Cover for MunichRobert Harris’s newest book, Munich, takes place during four days in September 1938, during which England’s Prime Minister, Neville Chamberlain, met with Hitler, Mussolini, and the President of France to try to avoid war over Czechoslavakia. Or at least Chamberlain was trying to prevent war. As he has done before, Harris manages to create suspense around an event the outcome of which we already know.

He does this by introducing two characters, friends from Oxford who are now diplomats. Hugh Legat is a junior secretary for the Prime Minister.
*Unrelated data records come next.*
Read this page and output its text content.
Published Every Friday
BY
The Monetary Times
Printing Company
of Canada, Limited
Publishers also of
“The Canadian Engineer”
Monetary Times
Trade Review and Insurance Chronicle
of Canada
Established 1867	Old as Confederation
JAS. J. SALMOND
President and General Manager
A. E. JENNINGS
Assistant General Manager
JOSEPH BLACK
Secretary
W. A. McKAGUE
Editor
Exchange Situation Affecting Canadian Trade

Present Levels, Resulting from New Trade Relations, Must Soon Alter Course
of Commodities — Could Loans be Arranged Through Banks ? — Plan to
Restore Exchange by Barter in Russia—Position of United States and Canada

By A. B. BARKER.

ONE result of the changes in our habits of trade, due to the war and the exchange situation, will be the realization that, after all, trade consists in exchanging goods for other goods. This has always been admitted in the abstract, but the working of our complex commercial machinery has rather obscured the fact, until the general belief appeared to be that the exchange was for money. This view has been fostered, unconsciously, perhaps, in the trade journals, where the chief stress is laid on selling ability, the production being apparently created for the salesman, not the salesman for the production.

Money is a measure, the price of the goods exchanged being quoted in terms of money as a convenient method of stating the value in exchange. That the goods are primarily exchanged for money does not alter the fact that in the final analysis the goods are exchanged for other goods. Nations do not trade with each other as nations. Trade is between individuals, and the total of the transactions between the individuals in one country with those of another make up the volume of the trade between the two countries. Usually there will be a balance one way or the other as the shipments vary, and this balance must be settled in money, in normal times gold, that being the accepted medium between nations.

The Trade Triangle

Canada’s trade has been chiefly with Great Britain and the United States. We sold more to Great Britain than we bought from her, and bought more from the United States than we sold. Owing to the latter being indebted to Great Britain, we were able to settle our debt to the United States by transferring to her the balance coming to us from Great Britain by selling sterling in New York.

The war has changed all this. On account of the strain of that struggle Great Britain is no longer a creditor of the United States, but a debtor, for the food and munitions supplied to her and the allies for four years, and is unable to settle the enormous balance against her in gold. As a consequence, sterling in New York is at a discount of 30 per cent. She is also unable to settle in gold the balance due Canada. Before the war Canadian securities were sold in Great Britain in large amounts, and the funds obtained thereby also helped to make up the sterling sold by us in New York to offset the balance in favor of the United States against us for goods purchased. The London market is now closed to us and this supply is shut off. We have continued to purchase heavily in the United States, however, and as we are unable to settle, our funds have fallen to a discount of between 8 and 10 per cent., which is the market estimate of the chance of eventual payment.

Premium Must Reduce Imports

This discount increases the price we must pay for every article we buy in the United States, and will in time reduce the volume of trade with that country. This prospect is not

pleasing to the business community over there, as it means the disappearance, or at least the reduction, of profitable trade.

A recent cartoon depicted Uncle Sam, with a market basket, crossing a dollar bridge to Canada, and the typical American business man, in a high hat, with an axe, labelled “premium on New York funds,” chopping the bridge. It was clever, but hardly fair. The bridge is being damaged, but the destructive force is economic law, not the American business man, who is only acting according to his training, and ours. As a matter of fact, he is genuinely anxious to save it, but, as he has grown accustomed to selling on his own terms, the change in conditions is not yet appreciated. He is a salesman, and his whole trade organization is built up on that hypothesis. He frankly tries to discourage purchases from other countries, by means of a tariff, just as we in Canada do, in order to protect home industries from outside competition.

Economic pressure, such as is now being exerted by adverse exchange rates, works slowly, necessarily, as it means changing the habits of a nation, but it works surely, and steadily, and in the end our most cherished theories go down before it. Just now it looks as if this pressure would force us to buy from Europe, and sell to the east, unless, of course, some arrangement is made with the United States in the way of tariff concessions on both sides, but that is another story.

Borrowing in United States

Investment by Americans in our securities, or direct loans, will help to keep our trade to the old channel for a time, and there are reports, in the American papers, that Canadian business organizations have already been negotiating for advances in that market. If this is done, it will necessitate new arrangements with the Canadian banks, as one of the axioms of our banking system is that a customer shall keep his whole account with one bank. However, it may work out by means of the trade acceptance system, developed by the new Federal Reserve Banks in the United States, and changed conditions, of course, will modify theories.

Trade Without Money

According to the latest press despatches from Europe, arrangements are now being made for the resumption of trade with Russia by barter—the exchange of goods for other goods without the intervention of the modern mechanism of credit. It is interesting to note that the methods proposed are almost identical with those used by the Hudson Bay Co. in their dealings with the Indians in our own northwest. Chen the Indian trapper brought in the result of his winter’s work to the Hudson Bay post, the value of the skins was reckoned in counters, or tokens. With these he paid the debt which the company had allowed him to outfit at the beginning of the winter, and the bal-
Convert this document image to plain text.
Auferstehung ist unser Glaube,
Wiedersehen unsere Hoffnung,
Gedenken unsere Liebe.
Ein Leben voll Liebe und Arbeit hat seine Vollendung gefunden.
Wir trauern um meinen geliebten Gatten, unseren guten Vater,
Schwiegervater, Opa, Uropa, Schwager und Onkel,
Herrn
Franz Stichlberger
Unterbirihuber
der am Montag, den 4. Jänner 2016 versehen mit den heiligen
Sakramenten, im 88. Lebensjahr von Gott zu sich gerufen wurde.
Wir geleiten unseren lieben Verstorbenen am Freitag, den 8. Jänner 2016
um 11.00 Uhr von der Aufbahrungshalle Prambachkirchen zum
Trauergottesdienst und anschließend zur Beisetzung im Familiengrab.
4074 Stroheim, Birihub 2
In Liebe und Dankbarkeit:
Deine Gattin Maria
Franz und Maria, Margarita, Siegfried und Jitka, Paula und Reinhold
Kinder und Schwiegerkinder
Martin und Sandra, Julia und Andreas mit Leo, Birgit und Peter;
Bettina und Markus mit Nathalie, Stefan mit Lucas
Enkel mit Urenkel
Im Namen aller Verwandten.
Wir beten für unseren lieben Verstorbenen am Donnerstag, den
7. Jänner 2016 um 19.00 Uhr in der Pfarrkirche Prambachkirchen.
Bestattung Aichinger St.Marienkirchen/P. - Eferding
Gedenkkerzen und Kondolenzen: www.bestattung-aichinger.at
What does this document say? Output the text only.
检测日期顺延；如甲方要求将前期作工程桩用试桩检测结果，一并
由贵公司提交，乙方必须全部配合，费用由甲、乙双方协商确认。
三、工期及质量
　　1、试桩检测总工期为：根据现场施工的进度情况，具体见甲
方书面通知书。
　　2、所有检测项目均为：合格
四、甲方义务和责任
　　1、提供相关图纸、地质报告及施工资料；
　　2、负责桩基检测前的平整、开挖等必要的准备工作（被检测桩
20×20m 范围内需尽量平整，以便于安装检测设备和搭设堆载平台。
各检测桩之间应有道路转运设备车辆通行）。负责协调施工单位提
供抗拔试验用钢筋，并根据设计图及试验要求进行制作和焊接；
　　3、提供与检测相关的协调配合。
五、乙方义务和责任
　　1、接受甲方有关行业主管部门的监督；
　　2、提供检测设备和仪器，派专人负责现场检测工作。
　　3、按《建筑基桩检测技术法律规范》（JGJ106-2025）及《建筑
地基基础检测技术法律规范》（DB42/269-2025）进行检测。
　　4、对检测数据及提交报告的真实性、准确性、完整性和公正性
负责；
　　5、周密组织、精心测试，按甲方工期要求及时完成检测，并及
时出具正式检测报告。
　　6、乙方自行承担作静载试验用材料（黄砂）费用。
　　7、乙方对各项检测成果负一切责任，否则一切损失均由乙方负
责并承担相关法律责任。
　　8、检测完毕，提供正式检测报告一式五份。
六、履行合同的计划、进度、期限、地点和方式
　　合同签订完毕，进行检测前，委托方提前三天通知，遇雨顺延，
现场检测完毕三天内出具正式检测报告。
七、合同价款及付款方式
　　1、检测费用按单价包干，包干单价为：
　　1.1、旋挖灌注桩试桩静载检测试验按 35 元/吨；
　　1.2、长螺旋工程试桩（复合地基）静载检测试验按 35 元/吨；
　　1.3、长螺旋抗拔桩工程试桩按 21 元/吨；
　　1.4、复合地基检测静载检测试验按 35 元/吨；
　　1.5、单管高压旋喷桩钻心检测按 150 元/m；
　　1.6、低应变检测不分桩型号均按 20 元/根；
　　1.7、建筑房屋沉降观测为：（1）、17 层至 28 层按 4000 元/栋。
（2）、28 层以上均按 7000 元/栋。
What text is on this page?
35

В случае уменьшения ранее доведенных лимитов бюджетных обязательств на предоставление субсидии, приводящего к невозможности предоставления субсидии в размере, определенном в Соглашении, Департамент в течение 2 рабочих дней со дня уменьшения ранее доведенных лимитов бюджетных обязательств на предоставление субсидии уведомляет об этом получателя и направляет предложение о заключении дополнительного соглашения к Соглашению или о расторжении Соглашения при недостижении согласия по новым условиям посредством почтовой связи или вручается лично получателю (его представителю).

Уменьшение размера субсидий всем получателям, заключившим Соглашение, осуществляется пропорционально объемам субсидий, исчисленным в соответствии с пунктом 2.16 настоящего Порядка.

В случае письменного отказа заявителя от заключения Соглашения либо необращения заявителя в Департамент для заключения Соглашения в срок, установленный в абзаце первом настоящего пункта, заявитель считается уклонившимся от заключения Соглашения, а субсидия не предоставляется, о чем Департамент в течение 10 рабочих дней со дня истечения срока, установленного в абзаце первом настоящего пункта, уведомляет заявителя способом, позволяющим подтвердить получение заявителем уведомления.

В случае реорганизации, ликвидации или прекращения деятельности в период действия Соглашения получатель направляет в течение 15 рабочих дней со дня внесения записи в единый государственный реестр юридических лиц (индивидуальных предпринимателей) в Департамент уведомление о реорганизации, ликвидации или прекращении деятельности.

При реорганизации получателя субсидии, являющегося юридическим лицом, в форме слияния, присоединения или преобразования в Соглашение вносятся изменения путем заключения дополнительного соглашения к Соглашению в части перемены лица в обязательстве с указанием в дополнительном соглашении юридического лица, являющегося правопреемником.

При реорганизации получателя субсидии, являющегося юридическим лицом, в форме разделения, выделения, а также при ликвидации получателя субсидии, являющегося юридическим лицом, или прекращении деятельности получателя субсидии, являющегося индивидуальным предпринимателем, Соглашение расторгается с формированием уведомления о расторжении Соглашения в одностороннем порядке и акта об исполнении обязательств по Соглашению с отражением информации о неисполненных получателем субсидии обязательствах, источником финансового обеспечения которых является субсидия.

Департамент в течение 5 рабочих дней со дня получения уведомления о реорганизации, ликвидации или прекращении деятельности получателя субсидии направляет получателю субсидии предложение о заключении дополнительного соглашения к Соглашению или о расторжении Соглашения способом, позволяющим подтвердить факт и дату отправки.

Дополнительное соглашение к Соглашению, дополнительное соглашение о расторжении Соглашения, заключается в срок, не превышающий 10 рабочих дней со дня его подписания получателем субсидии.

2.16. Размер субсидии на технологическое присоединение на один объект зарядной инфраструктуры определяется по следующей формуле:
Paul von Hartmann is in the German foreign ministry, but he is also a member of a group who would like to bring down Hitler. The group asks him to attempt to encourage a strong response from England on the Sudetenland issue by leaking secret German aspirations in Europe to England through his friendship with Hugh. The group believes that if war is declared, the German army will stop Hitler.

This mission is a dangerous one for Hartmann, who already has one SS officer on his tail. Meanwhile, Hugh in trying to be a liaison is continually stymied by orders from his jealous boss.

I felt a little more detached from this one than I usually do for Harris’s work. It depicts Chamberlain, though, as a much more determined and politically savvy man than he is believed to be now. I get the feeling that Harris, who states in the afterword that he has been fascinated by this meeting for years, wants to show Chamberlain in a more positive light than history generally affords him.